We see the young Princess Elizabeth twirling and striking poses, her younger sister Margaret dancing along as their father plays the bagpipes, the Queen Mother mugging for the camera, and a toddling Prince Charles intervening as his baby sister Anne chews on what appears to be an electrical cable. There is even footage of George VI (to be) and Edward VIII as adults doing forward rolls in the garden, along with lots of shots of grown-up royals larking around on kiddy-sized bikes and trikes. They surprise us with winks, pratfalls and silly faces.

The young Elizabeth, right, with sister Margaret (BBC / Royal Collection Trust)
The young Elizabeth, right, with sister Margaret (BBC / Royal Collection Trust)

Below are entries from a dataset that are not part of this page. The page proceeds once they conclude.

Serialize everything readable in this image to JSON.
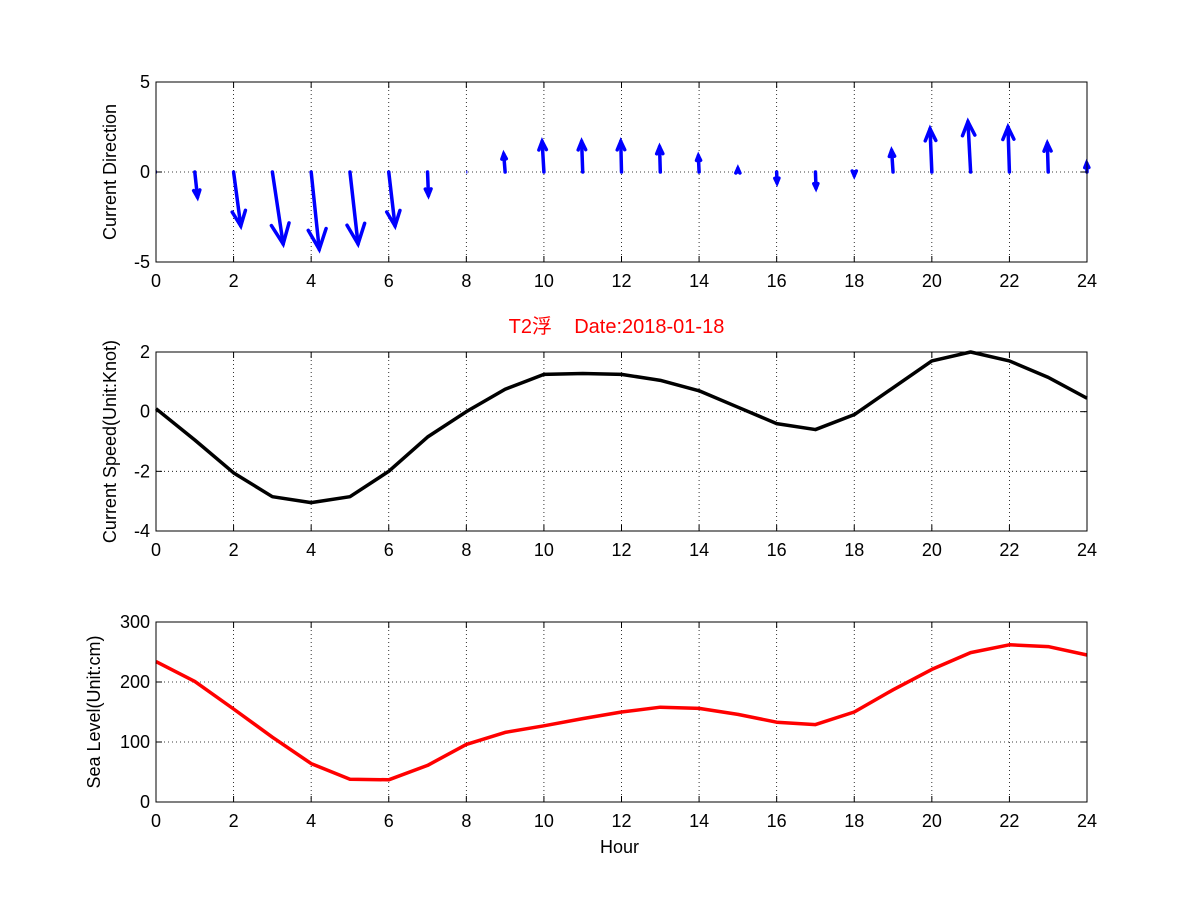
{
  "chart_data": [
    {
      "type": "quiver",
      "ylabel": "Current Direction",
      "xlim": [
        0,
        24
      ],
      "ylim": [
        -5,
        5
      ],
      "xticks": [
        0,
        2,
        4,
        6,
        8,
        10,
        12,
        14,
        16,
        18,
        20,
        22,
        24
      ],
      "yticks": [
        -5,
        0,
        5
      ],
      "grid": true,
      "color": "#0000ff",
      "vectors": [
        {
          "x": 0,
          "u": 0.0,
          "v": 0.0
        },
        {
          "x": 1,
          "u": 0.15,
          "v": -1.4
        },
        {
          "x": 2,
          "u": 0.4,
          "v": -3.0
        },
        {
          "x": 3,
          "u": 0.6,
          "v": -4.0
        },
        {
          "x": 4,
          "u": 0.45,
          "v": -4.3
        },
        {
          "x": 5,
          "u": 0.45,
          "v": -4.0
        },
        {
          "x": 6,
          "u": 0.35,
          "v": -3.0
        },
        {
          "x": 7,
          "u": 0.05,
          "v": -1.3
        },
        {
          "x": 8,
          "u": 0.0,
          "v": 0.0
        },
        {
          "x": 9,
          "u": -0.08,
          "v": 1.0
        },
        {
          "x": 10,
          "u": -0.1,
          "v": 1.7
        },
        {
          "x": 11,
          "u": -0.06,
          "v": 1.7
        },
        {
          "x": 12,
          "u": -0.04,
          "v": 1.7
        },
        {
          "x": 13,
          "u": -0.04,
          "v": 1.4
        },
        {
          "x": 14,
          "u": -0.04,
          "v": 0.9
        },
        {
          "x": 15,
          "u": 0.0,
          "v": 0.2
        },
        {
          "x": 16,
          "u": 0.02,
          "v": -0.6
        },
        {
          "x": 17,
          "u": 0.03,
          "v": -0.9
        },
        {
          "x": 18,
          "u": 0.0,
          "v": -0.2
        },
        {
          "x": 19,
          "u": -0.08,
          "v": 1.2
        },
        {
          "x": 20,
          "u": -0.1,
          "v": 2.4
        },
        {
          "x": 21,
          "u": -0.15,
          "v": 2.8
        },
        {
          "x": 22,
          "u": -0.08,
          "v": 2.5
        },
        {
          "x": 23,
          "u": -0.05,
          "v": 1.6
        },
        {
          "x": 24,
          "u": -0.02,
          "v": 0.5
        }
      ]
    },
    {
      "type": "line",
      "title": "T2浮    Date:2018-01-18",
      "ylabel": "Current Speed(Unit:Knot)",
      "xlim": [
        0,
        24
      ],
      "ylim": [
        -4,
        2
      ],
      "xticks": [
        0,
        2,
        4,
        6,
        8,
        10,
        12,
        14,
        16,
        18,
        20,
        22,
        24
      ],
      "yticks": [
        -4,
        -2,
        0,
        2
      ],
      "grid": true,
      "color": "#000000",
      "x": [
        0,
        1,
        2,
        3,
        4,
        5,
        6,
        7,
        8,
        9,
        10,
        11,
        12,
        13,
        14,
        15,
        16,
        17,
        18,
        19,
        20,
        21,
        22,
        23,
        24
      ],
      "y": [
        0.1,
        -0.95,
        -2.05,
        -2.85,
        -3.05,
        -2.85,
        -2.0,
        -0.85,
        0.0,
        0.75,
        1.25,
        1.28,
        1.25,
        1.05,
        0.7,
        0.15,
        -0.4,
        -0.6,
        -0.1,
        0.8,
        1.7,
        2.0,
        1.7,
        1.15,
        0.45
      ]
    },
    {
      "type": "line",
      "xlabel": "Hour",
      "ylabel": "Sea Level(Unit:cm)",
      "xlim": [
        0,
        24
      ],
      "ylim": [
        0,
        300
      ],
      "xticks": [
        0,
        2,
        4,
        6,
        8,
        10,
        12,
        14,
        16,
        18,
        20,
        22,
        24
      ],
      "yticks": [
        0,
        100,
        200,
        300
      ],
      "grid": true,
      "color": "#ff0000",
      "x": [
        0,
        1,
        2,
        3,
        4,
        5,
        6,
        7,
        8,
        9,
        10,
        11,
        12,
        13,
        14,
        15,
        16,
        17,
        18,
        19,
        20,
        21,
        22,
        23,
        24
      ],
      "y": [
        234,
        201,
        155,
        108,
        64,
        38,
        37,
        61,
        96,
        116,
        127,
        139,
        150,
        158,
        156,
        146,
        133,
        129,
        150,
        187,
        221,
        249,
        262,
        259,
        245
      ]
    }
  ]
}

Opening with the earliest black-and-white recordings of the Queen dating back to 1926, showing her as a baby of just a few months old being pushed around the garden in a pram, The Unseen Queen is largely chronological, organised into short montage segments focusing on family members and defining events personal and political, finishing with her coronation in 1953.

It is enough to give us a sense of the vast historical scope of her life - we see her grandfather King George V (‘Grandpa England’) playing with her, and the young Princesses attending his Silver Jubilee parade in an open carriage (Elizabeth does a perfect miniature royal wave, while Margaret flaps her arm with gusto - even in this silent footage you get a real sense of her character). A section on her father George VI’s coronation features excerpts from the diary the then-11-year-old wrote about the day. “At the end, the service got rather boring, as it was all prayers,” one extract says. “Granny and I were looking to see how many more pages to the end.”

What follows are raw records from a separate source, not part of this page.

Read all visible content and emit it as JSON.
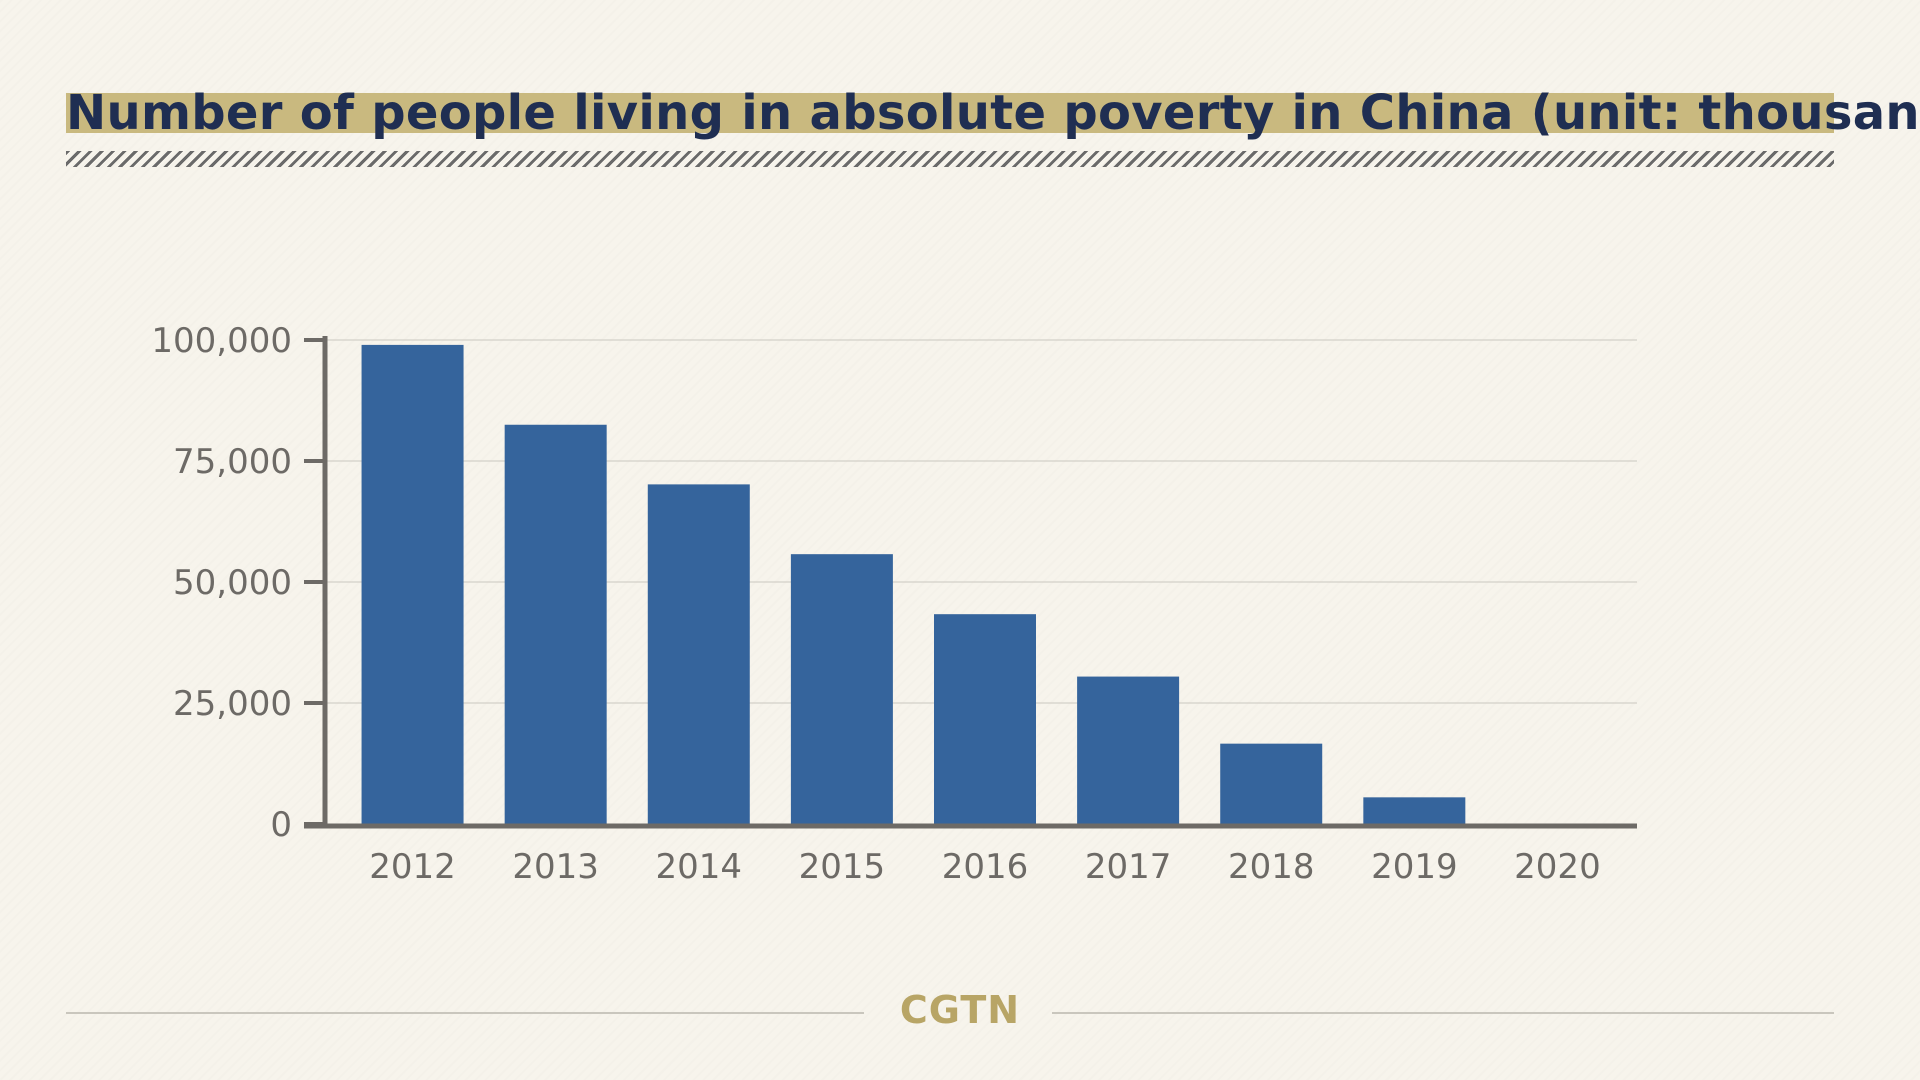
{
  "title": "Number of people living in absolute poverty in China (unit: thousand)",
  "brand": "CGTN",
  "colors": {
    "bar": "#35649c",
    "title": "#1f2e52",
    "highlight": "#c9b97f",
    "axis": "#6d6a66",
    "grid": "#d9d6ce",
    "brand": "#b8a566"
  },
  "chart_data": {
    "type": "bar",
    "title": "Number of people living in absolute poverty in China (unit: thousand)",
    "xlabel": "",
    "ylabel": "",
    "categories": [
      "2012",
      "2013",
      "2014",
      "2015",
      "2016",
      "2017",
      "2018",
      "2019",
      "2020"
    ],
    "values": [
      98990,
      82490,
      70170,
      55750,
      43350,
      30460,
      16600,
      5510,
      0
    ],
    "ylim": [
      0,
      100000
    ],
    "yticks": [
      0,
      25000,
      50000,
      75000,
      100000
    ],
    "ytick_labels": [
      "0",
      "25,000",
      "50,000",
      "75,000",
      "100,000"
    ],
    "grid": true,
    "legend": "none"
  }
}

The Princesses with their father King George VI (PA Media)
The Princesses with their father King George VI (PA Media)

A poignant moment comes in the section exploring the run up to the Second World War, when we see footage captured by George VI when he visited a summer camp for teenage boys held at Abergeldie Castle in Scotland; a caption on screen reminds us that the group he is filming is “a generation that will soon head to war.” We also hear Elizabeth’s reaction to the death of her uncle, Prince George, in an air crash, recorded in letters to her grandmother, laid over the royal collection’s only footage of him with his niece, helping her ride a tiny pony.

Princess Elizabeth with her uncle Prince George (BBC / Royal Collection Trust)
Princess Elizabeth with her uncle Prince George (BBC / Royal Collection Trust)

Opening remarks aside, the voiceover is taken from various royal speeches and addresses spanning her entire reign, as well as from newsreels and recordings of her family (intriguingly the elderly George V’s voice arguably sounds less old-fashioned and plummy than those of many of his descendents). You can hear the shift in eras in the modulations and changing timbre of her voice.

It’s impossible to watch and listen without feeling a whiplash sense of existential vertigo as time seems to melt away and the old become young. Indeed, as our narrator wryly notes in the film’s introduction, “you always hope that future generations will find [the photos and videos you record] interesting, and perhaps be surprised that you too were young once.” Whether you are a monarchist or not, it’s hard to dispute that this is both an impressive piece of historical record and a moving mediation on time passing - we are all, as the Queen puts it in her narration, “just passing through.”